Are you a small business owner? Have you thought about expanding your business through franchising? Well, then, I’m sure you’ve heard rumors about what it takes financially, (and perhaps physically, emotionally, mentally, spiritually, etc.) to start selling your business model to franchisees. TFF’ franchise lawyers serve as legal partner to startup franchise systems (including 3natives.com) throughout Florida. We provide you, a prospective franchisor – whether you are a small business owner, a startup founder, an entrepreneur, or an established company looking for an additional revenue stream – with the 5 biggest myths about franchising:
Myth 1: Franchising is Too Expensive!
Big law firms and well-known franchise consultancies do charge an arm and a leg (and perhaps a first born) to prepare a Franchise Disclosure Document (FDD) and a Franchise Agreement. We have seen some big franchise companies and big law firms come to us with sub-par documents after being charged six-figures to develop a franchise system. This is insane. On top of needing a mortgage to franchise your business, these folks will prepare an FDD for any business owner that asks for it regardless of the state of affairs of the business. However, responsible boutique franchise law firms should be able to prepare customized FDDs and franchise agreements for you based on a free analysis of your business and proposed franchise offering. TFF conducts these analyses for prospective franchisors free of charge and offers flat fee pricing model for FDDs, franchise agreements, and registration in Florida and other states that require franchise registrations. The fixed fee also includes a trademark registration and corporate formation if needed. To get a free consultation and a quote, just call us or shoot us an email straight from our website.
Myth 2: We Don’t Need to be a Franchise to Expand Our Business
Do you want to know what can be “expensive?” Hiring a lawyer without franchise experience who says you can “license” your business or offer some other form of expansion instead of franchising. That situation creates what we call in our industry an “Accidental Franchise” or a “Disguised Franchise.” If you are found guilty of illegally selling franchises without the proper disclosures in an FDD in violation of the FTC Amended Franchise Rule, you are subjecting your business to civil penalties under such laws as the Florida Deceptive and Unfair Trade Practices Act and you, as the business owner, could face criminal sanctions under state law. Please read more about the “Accidental Franchise” on our blog post entitled “The Accidental Franchise: A Must Read for Lawyers and Business Owners.” Remember, if it walks like a duck and quacks like a duck, it’s a duck.
Myth 3: There’s Too Much Red Tape
If by “red tape” you mean compliance with state and federal franchise laws, then “yes” there is some additional paperwork and filings that need to be made. But, generally speaking, there is not a whole lot of “red tape” especially when you have experienced franchise counsel as part of your franchise team. In Florida, for example, the registration of franchises is rather simple and requires a $100 fee and an application to the Florida Department of Agriculture and Consumer Services (yes, Florida combines consumer services with agriculture in the same department). Various “registration states” have more hoops to jump through including, for example, New York, Virginia and Hawaii, but those waters can be easily navigated by experienced franchise counsel. Once the legally compliant FDD is drafted, that document can be used nationwide to sell franchises.
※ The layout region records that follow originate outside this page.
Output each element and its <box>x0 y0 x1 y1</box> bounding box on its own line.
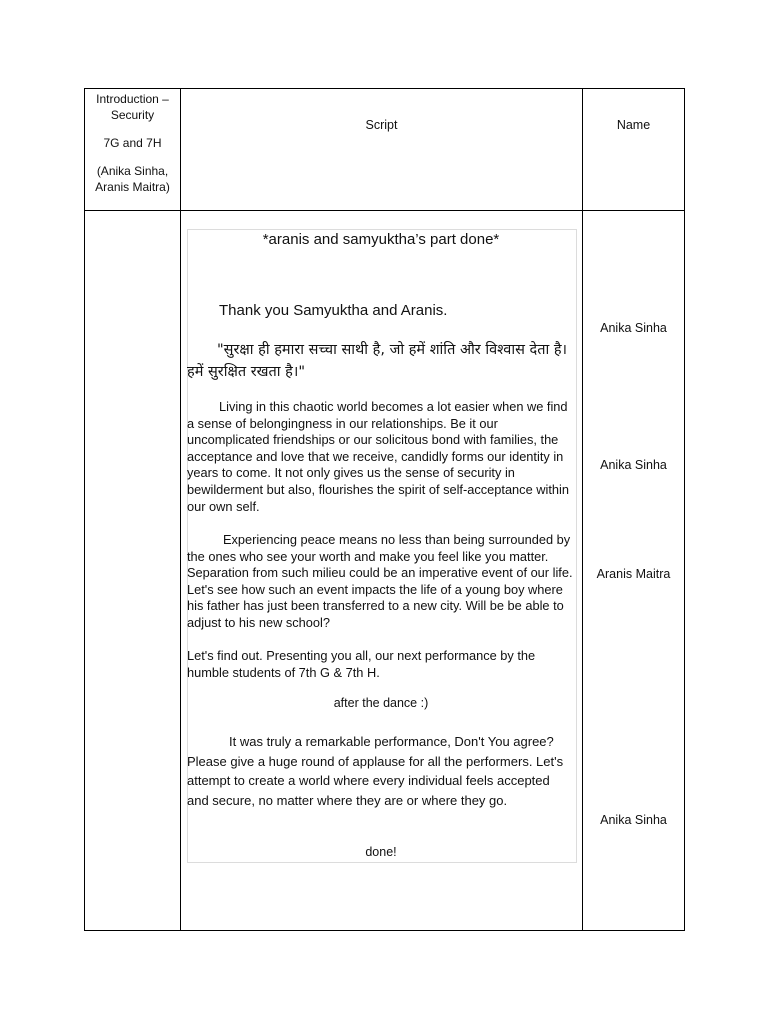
done-note: done! <box>365 845 397 859</box>
presenters-line-1: (Anika Sinha, <box>96 164 169 178</box>
body-row <box>85 211 685 931</box>
script-cell <box>181 211 583 931</box>
class-names: 7G and 7H <box>103 136 162 150</box>
empty-left-cell <box>85 211 181 931</box>
hindi-quote: "सुरक्षा ही हमारा सच्चा साथी है, जो हमें शांति और विश्वास देता है। हमें सुरक्षित रखता है।" <box>187 342 568 380</box>
presenters-line-2: Aranis Maitra) <box>95 180 170 194</box>
paragraph-belongingness: Living in this chaotic world becomes a lot easier when we find a sense of belongingness in our relationships. Be it our uncomplicated friendships or our solicitous bond with families, the acceptance and love that we receive, candidly forms our identity in years to come. It not only gives us the sense of security in bewilderment but also, flourishes the spirit of self-acceptance within our own self. <box>187 399 569 514</box>
speaker-name: Anika Sinha <box>600 321 667 335</box>
names-cell <box>583 211 685 931</box>
paragraph-peace: Experiencing peace means no less than being surrounded by the ones who see your worth and make you feel like you matter. Separation from such milieu could be an imperative event of our life. Let's see how such an event impacts the life of a young boy where his father has just been transferred to a new city. Will be be able to adjust to his new school? <box>187 532 573 630</box>
speaker-name: Aranis Maitra <box>596 567 671 581</box>
name-column-header: Name <box>616 118 651 132</box>
section-info-cell <box>85 89 181 211</box>
paragraph-presenting: Let's find out. Presenting you all, our next performance by the humble students of 7th G & 7th H. <box>187 648 536 680</box>
header-row <box>85 89 685 211</box>
section-title: Introduction – Security <box>96 92 169 122</box>
script-column-header: Script <box>365 118 398 132</box>
script-header-cell <box>181 89 583 211</box>
top-note: *aranis and samyuktha’s part done* <box>262 231 500 248</box>
paragraph-closing: It was truly a remarkable performance, Don't You agree? Please give a huge round of applause for all the performers. Let's attempt to create a world where every individual feels accepted and secure, no matter where they are or where they go. <box>187 734 564 808</box>
name-header-cell <box>583 89 685 211</box>
script-table <box>84 88 685 931</box>
after-dance-note: after the dance :) <box>333 696 429 710</box>
speaker-name: Anika Sinha <box>600 458 667 472</box>
thanks-line: Thank you Samyuktha and Aranis. <box>219 302 448 319</box>
speaker-name: Anika Sinha <box>600 813 667 827</box>
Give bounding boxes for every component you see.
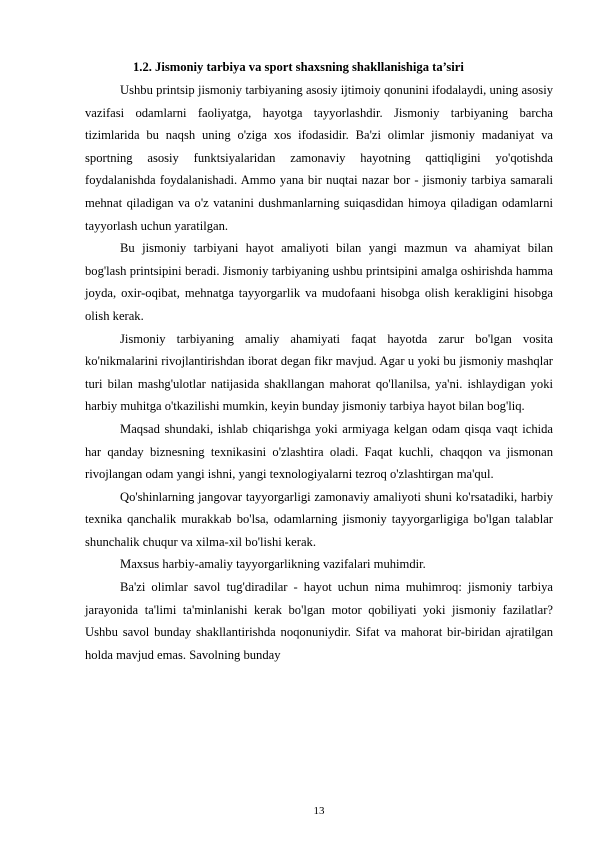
paragraph-2: Bu jismoniy tarbiyani hayot amaliyoti bilan yangi mazmun va ahamiyat bilan bog'lash printsipini beradi. Jismoniy tarbiyaning ushbu printsipini amalga oshirishda hamma joyda, oxir-oqibat, mehnatga tayyorgarlik va mudofaani hisobga olish kerakligini hisobga olish kerak. xyxy=(85,241,553,323)
paragraph-1: Ushbu printsip jismoniy tarbiyaning asosiy ijtimoiy qonunini ifodalaydi, uning asosiy vazifasi odamlarni faoliyatga, hayotga tayyorlashdir. Jismoniy tarbiyaning barcha tizimlarida bu naqsh uning o'ziga xos ifodasidir. Ba'zi olimlar jismoniy madaniyat va sportning asosiy funktsiyalaridan zamonaviy hayotning qattiqligini yo'qotishda foydalanishda foydalanishadi. Ammo yana bir nuqtai nazar bor - jismoniy tarbiya samarali mehnat qiladigan va o'z vatanini dushmanlarning suiqasdidan himoya qiladigan odamlarni tayyorlash uchun yaratilgan. xyxy=(85,83,553,233)
paragraph-5: Qo'shinlarning jangovar tayyorgarligi zamonaviy amaliyoti shuni ko'rsatadiki, harbiy texnika qanchalik murakkab bo'lsa, odamlarning jismoniy tayyorgarligiga bo'lgan talablar shunchalik chuqur va xilma-xil bo'lishi kerak. xyxy=(85,489,553,549)
paragraph-6: Maxsus harbiy-amaliy tayyorgarlikning vazifalari muhimdir. xyxy=(120,557,426,572)
page-number: 13 xyxy=(313,805,325,817)
paragraph-3: Jismoniy tarbiyaning amaliy ahamiyati faqat hayotda zarur bo'lgan vosita ko'nikmalarini rivojlantirishdan iborat degan fikr mavjud. Agar u yoki bu jismoniy mashqlar turi bilan mashg'ulotlar natijasida shakllangan mahorat qo'llanilsa, ya'ni. ishlaydigan yoki harbiy muhitga o'tkazilishi mumkin, keyin bunday jismoniy tarbiya hayot bilan bog'liq. xyxy=(85,331,553,414)
page-content xyxy=(85,58,553,666)
paragraph-7: Ba'zi olimlar savol tug'diradilar - hayot uchun nima muhimroq: jismoniy tarbiya jarayonida ta'limi ta'minlanishi kerak bo'lgan motor qobiliyati yoki jismoniy fazilatlar? Ushbu savol bunday shakllantirishda noqonuniydir. Sifat va mahorat bir-biridan ajratilgan holda mavjud emas. Savolning bunday xyxy=(85,580,553,662)
section-heading: 1.2. Jismoniy tarbiya va sport shaxsning shakllanishiga ta’siri xyxy=(133,60,464,74)
paragraph-4: Maqsad shundaki, ishlab chiqarishga yoki armiyaga kelgan odam qisqa vaqt ichida har qanday biznesning texnikasini o'zlashtira oladi. Faqat kuchli, chaqqon va jismonan rivojlangan odam yangi ishni, yangi texnologiyalarni tezroq o'zlashtirgan ma'qul. xyxy=(85,421,553,482)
The FDD requires annual updates which should be done by experienced franchise counsel. For example, TFF recently registered its established franchisor client in Hawaii. So, maybe there is a little bit more “red tape” for a franchise system than the alternative. But, what is the alternative? Remember, by avoiding the franchise laws due to “red tape”, your agreements can be voided and you could be found civilly or criminally liable for selling “Accidental Franchises.”
Myth 4: You Need to be a Restaurant like Subway or McDonald’s to Franchise
Incorrect! Businesses in all industries are getting into franchising. Look at the Top 50 franchise system list for 2016 from Entrepreneur and you’ll see businesses in janitorial services, education, tax services, massage, hair salons, et cetera et cetera. TFF represents and has launched startup franchisors in the pet industry, pressed juices, permitting services, medical services, health and wellness, educational services, vitamins, and more. Yes, we also represent quick service restaurant franchisors and other franchisors in the restaurant business, but food is not a requirement of franchising.
Myth 5: You Need to Be in Business for Years Before Thinking about Franchising
Clearly, a history of conducting business and developing a brand will benefit your ability to sell franchises to franchisees. However, a good idea is a good idea. If you are a startup company with solid financials over 6 to 9 months of conducting business and have found success in branding your business, then you could have a successful franchise system. At the end of the day, we recommend that a careful business analysis be performed by a franchise attorney and/or franchise business expert that can make a determination of whether a startup business should be launched into a franchise system either in its present form or in a form that might be better suited to be “franchised.”